Paul Gompertz lebt Anfang der 1980er Jahre in Rostock und träumt von einer Reise nach Italien. Weil er keine Genehmigung bekommt, beschließt er, die DDR zu verlassen – allerdings nur vorübergehend. Sein Ziel: Syrakus auf Sizilien. Regisseur Lars Jessen hat Friedrich Christian Delius’ Erzählung mit Charlie Hübner und Lina Beckmann verfilmt.
Ruhig erzählt, aber mit großer Wirkung
Der Film ist kein klassisches Fluchtdrama. Stattdessen nimmt er sich viel Zeit für Pauls Vorbereitung und erzählt mit trockenem, liebevollem Humor.
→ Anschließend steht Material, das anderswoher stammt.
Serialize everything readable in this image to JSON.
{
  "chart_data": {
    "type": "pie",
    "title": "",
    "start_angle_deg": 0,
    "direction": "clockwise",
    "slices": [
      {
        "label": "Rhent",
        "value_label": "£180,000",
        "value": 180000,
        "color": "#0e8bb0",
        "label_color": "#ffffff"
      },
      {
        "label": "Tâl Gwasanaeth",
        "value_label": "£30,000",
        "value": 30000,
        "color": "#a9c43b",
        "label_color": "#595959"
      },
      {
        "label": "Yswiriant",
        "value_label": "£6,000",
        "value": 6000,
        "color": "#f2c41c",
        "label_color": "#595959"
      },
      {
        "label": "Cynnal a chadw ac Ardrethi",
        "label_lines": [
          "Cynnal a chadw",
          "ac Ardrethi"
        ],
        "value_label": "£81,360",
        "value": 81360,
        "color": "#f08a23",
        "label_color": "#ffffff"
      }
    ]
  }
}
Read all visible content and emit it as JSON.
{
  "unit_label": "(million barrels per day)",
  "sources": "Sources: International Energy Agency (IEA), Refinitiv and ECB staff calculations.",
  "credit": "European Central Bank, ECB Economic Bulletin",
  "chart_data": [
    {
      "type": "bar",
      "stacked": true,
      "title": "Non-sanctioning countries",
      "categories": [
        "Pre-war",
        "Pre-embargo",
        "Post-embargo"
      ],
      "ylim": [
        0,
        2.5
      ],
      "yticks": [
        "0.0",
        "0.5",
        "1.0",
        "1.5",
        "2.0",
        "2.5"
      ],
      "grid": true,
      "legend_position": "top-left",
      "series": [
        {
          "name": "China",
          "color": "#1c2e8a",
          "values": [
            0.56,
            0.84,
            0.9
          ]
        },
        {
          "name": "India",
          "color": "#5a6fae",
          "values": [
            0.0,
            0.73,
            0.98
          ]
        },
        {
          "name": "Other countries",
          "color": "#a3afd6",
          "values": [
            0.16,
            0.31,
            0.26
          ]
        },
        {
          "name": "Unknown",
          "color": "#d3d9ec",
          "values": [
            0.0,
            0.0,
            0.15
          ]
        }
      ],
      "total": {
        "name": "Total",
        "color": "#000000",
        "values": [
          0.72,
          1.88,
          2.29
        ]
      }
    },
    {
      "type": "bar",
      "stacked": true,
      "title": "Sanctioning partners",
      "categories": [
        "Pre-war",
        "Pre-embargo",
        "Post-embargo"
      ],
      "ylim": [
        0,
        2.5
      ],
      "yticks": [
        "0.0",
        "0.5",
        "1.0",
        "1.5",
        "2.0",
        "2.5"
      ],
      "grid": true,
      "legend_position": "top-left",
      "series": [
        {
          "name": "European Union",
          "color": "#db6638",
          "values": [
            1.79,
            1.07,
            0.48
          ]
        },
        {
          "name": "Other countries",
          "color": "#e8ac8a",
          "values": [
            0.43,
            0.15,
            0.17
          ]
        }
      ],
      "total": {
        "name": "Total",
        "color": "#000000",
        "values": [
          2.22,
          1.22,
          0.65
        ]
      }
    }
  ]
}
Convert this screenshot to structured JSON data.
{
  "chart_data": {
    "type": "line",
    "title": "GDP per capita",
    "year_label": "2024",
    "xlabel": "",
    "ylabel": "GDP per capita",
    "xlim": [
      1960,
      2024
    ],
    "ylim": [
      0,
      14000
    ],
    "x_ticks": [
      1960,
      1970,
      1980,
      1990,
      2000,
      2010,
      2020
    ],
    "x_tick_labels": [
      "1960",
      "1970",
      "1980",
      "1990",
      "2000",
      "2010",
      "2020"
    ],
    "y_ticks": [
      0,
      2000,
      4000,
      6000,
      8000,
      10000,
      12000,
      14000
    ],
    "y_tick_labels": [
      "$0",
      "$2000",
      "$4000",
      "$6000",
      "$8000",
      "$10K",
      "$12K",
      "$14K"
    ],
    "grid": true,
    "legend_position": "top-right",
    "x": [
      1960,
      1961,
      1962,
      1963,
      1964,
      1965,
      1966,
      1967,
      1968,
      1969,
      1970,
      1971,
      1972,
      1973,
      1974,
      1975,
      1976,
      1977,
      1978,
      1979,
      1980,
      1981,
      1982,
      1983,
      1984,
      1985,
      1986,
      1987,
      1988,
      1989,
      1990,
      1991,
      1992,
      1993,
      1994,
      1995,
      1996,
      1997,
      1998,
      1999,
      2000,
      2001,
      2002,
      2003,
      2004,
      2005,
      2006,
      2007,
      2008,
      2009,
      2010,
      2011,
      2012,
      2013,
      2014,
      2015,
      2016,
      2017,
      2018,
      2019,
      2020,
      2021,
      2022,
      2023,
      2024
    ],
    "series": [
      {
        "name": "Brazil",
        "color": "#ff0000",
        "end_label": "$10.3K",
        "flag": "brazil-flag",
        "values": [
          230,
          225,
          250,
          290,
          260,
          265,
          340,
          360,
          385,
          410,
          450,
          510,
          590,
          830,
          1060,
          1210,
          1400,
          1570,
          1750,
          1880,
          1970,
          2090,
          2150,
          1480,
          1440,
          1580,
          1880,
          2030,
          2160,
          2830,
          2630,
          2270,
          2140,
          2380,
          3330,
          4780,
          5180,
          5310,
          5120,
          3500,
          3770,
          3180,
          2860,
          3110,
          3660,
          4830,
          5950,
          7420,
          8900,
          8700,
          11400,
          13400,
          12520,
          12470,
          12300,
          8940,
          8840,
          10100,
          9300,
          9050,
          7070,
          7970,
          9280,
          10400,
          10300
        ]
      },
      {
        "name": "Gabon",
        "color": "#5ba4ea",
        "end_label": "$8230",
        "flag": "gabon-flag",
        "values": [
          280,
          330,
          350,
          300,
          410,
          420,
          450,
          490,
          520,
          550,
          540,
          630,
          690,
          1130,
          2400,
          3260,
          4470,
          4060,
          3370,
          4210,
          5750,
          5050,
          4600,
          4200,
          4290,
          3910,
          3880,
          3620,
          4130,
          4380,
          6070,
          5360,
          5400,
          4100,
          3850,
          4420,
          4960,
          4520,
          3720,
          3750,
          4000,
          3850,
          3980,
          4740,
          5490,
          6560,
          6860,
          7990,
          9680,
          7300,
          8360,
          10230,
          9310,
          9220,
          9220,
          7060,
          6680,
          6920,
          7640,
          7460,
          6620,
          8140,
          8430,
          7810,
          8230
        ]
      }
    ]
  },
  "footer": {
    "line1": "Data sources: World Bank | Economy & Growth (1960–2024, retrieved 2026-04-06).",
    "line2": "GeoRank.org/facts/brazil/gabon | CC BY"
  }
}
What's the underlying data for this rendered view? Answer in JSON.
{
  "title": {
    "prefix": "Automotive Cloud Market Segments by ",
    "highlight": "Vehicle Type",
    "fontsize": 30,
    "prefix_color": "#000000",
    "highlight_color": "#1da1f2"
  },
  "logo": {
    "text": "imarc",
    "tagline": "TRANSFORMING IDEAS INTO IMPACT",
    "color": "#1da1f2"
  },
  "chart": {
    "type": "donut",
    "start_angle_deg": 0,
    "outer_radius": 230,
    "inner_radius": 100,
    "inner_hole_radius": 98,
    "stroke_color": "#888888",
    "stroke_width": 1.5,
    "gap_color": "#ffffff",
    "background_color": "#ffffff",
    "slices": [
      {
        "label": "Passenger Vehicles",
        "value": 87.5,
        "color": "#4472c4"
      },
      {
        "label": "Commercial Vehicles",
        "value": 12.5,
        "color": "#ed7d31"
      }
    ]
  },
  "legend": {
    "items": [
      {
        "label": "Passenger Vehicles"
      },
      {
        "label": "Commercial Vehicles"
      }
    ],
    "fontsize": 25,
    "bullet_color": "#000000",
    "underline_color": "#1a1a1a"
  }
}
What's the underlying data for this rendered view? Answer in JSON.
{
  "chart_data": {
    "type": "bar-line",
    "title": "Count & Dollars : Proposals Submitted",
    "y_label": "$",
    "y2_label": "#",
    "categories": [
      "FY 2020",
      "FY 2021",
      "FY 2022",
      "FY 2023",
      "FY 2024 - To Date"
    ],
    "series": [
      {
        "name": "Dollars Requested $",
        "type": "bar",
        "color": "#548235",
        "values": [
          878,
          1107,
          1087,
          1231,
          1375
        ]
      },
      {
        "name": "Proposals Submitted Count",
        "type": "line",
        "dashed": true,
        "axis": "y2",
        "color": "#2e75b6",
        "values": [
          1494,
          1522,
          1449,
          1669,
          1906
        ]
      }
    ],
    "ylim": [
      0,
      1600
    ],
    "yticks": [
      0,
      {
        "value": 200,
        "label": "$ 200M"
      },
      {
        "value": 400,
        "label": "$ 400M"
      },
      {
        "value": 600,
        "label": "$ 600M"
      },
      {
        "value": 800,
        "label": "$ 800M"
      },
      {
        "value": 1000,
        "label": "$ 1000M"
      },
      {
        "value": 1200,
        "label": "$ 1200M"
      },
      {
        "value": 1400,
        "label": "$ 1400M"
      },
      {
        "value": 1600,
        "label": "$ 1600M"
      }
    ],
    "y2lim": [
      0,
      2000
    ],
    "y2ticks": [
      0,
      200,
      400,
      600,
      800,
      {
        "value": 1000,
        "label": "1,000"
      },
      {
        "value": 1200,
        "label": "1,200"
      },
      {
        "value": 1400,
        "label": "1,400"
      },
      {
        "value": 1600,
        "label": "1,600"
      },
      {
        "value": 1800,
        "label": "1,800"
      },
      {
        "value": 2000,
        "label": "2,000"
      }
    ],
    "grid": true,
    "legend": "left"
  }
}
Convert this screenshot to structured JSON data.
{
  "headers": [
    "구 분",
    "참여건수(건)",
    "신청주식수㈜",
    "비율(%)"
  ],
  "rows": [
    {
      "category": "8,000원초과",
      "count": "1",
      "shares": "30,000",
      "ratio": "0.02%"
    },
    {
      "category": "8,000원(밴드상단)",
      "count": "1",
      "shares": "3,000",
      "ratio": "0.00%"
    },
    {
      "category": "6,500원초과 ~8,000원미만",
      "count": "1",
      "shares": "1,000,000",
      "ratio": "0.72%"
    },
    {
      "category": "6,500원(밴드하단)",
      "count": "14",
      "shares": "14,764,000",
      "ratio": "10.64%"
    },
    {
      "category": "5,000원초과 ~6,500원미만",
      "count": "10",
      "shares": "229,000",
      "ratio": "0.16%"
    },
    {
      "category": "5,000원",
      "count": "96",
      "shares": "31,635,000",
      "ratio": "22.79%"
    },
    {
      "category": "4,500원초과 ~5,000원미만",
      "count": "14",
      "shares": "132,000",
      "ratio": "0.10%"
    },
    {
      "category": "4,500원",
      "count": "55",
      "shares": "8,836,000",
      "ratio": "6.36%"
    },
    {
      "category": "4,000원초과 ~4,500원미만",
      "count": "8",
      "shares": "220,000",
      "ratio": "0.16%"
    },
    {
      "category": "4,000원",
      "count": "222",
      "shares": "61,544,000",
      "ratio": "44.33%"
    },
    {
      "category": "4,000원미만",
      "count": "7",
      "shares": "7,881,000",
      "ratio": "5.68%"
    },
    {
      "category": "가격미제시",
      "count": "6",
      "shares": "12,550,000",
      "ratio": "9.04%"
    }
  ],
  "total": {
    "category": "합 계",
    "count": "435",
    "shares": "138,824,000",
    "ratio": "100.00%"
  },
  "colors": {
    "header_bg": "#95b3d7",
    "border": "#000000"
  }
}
Im Mittelpunkt steht dabei zunehmend die Beziehung zu seiner Frau Anne, die von seinen Plänen nichts wissen darf und trotzdem spürt, dass er etwas vor ihr verheimlicht.
Für Filmkritikerin Anna Wollner ist gerade das die Stärke des Films: Er erzählt nicht nur von der fehlenden Reisefreiheit in der DDR, sondern auch von der Frage, was persönliche Freiheit kostet. Aus Pauls Fernweh wird schließlich eine Geschichte über Heimat und Zugehörigkeit. Wollners Fazit: ein warmer, menschlicher Film, der ohne große Parolen auskommt.